Lodged in Tihar Central Prison’s newest complex at Mandoli, Kumar, 73, will be part of the jail’s horticulture wing. Here the convicts are required to do light work, including maintaining the green cover around the largely concrete compounds, plant and water saplings and tend to the available tree cover.
The Delhi High Court on December 17 last awarded life term to Kumar in the matter. Sajjan surrendered three months after his conviction in a case involving five killings during anti-Sikh riots in Delhi Cantonment on November 1 and 2, 1984.
Kumar was jailed starting December 31, 2018. All his attempts to secure bail thereafter have failed, with the apex court agreeing to hear his bail application in August.
Back in Mandoli jail complex, located far away from Tihar prisons complex, Kumar is lodged in ward number 3 with 25 other convicts. Tihar authorities confirmed that Kumar was assigned work after three months of assessing what would suit his profile.
Horticulture is one of the day-to-day tasks prisoners handle on their own; others are cooking, painting, cleaning and light masonry.
Sajjan Kumar wakes up at 6 am when the wards are opened; has tea like other convicts and then does his yoga.
“Sajjan Kumar is trained in yoga and does regular yoga sessions in jail,” a Delhi prisons official said.
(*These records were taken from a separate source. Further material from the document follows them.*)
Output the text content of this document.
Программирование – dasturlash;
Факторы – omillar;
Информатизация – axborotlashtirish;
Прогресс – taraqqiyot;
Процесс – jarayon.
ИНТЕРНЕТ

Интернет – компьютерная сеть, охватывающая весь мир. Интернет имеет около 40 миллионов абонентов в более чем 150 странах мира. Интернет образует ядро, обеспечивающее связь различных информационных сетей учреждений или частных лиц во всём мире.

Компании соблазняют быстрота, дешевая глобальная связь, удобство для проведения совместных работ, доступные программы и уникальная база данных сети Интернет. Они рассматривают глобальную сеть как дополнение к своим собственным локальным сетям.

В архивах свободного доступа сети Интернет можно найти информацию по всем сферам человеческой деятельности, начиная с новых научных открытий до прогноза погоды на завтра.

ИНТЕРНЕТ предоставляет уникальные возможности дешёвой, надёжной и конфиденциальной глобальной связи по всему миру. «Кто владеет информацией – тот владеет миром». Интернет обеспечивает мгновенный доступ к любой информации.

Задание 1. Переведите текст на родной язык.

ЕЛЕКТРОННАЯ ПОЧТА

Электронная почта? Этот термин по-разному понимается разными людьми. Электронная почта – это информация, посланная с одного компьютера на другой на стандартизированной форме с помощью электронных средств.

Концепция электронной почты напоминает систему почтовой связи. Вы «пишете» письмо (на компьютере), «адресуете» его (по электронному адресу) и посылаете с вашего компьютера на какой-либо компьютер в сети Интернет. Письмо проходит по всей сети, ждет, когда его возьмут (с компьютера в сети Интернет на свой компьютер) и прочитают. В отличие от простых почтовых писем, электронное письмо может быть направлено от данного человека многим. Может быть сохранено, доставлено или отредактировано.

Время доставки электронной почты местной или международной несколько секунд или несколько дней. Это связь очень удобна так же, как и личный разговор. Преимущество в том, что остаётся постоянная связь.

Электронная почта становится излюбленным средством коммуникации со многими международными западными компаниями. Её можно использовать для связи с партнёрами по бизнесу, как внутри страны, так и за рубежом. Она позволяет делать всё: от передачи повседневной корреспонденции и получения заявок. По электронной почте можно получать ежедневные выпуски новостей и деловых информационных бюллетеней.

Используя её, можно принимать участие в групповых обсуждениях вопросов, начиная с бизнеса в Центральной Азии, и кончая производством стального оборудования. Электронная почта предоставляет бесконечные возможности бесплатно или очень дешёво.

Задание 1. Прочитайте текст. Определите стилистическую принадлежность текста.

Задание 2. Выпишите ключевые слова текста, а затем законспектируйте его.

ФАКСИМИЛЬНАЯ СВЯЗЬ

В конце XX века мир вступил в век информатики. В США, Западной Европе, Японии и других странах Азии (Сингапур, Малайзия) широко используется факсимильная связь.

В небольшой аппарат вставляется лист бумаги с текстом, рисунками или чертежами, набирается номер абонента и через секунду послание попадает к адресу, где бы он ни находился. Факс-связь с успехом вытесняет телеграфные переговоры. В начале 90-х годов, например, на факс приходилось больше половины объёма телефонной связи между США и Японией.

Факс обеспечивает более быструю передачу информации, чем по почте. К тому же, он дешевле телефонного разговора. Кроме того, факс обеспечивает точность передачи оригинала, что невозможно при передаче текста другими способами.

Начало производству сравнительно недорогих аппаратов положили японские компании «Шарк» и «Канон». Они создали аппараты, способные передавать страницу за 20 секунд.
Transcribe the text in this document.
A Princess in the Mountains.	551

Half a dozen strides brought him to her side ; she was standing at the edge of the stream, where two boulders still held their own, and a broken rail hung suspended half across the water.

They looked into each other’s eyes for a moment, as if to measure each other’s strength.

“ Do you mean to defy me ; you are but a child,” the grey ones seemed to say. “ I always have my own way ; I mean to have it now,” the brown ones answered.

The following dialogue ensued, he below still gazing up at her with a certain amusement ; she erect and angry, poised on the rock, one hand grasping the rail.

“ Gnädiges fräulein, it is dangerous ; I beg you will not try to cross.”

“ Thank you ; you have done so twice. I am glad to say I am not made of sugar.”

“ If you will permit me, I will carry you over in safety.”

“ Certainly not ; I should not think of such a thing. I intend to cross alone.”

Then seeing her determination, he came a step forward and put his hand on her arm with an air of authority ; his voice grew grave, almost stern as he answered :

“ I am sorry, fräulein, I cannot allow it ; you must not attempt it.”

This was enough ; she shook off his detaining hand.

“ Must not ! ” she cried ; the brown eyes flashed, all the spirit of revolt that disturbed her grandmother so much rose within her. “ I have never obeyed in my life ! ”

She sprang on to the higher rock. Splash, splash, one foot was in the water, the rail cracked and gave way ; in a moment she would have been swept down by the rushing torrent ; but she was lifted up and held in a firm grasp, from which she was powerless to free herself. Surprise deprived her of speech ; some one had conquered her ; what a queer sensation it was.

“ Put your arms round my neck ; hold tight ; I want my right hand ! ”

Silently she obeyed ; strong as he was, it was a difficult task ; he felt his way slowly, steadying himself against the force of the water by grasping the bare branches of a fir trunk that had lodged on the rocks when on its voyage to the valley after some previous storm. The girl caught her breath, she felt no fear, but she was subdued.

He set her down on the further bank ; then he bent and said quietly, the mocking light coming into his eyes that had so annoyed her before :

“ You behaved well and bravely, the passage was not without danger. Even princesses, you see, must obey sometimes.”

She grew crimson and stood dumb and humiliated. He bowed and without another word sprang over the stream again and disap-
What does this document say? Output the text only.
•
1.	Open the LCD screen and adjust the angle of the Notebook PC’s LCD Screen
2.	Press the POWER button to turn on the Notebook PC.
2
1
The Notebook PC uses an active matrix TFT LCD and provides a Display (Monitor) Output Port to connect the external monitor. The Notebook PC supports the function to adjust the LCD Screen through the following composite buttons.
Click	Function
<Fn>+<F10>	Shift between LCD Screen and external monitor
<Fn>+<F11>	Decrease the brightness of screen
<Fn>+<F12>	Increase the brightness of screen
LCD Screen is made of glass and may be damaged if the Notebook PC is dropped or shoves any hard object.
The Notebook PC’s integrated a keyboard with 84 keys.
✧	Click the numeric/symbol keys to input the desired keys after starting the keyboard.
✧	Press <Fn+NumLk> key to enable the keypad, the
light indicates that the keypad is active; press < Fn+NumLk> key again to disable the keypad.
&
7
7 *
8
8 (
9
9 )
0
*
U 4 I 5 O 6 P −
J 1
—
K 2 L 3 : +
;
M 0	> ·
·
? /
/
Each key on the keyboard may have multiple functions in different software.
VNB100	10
Kumar’s usual breakfast is khichdi and vegetable sandwiches sometimes. No eggs are allowed. “Eggs are only allowed on medical advice for lactating mothers and prisoners who are patients of TB, Hepatitis C and HIV,” a jail source said.
The main punishment for Sajjan Kumar and other convicts is jail lock-up, which happens twice daily. “Lock-ups entail deprivation of liberty and are the principal part of a convict’s punishment; the part where a convict has to stay indoors,” said an official.
Sajjan Kumar sleeps on a bed measuring 3 feet by 6 feet. “All convicts above 65 years of age are eligible for cots of prescribed size,” jail sources say, adding that Kumar spends most of his lock-up time reading newspapers.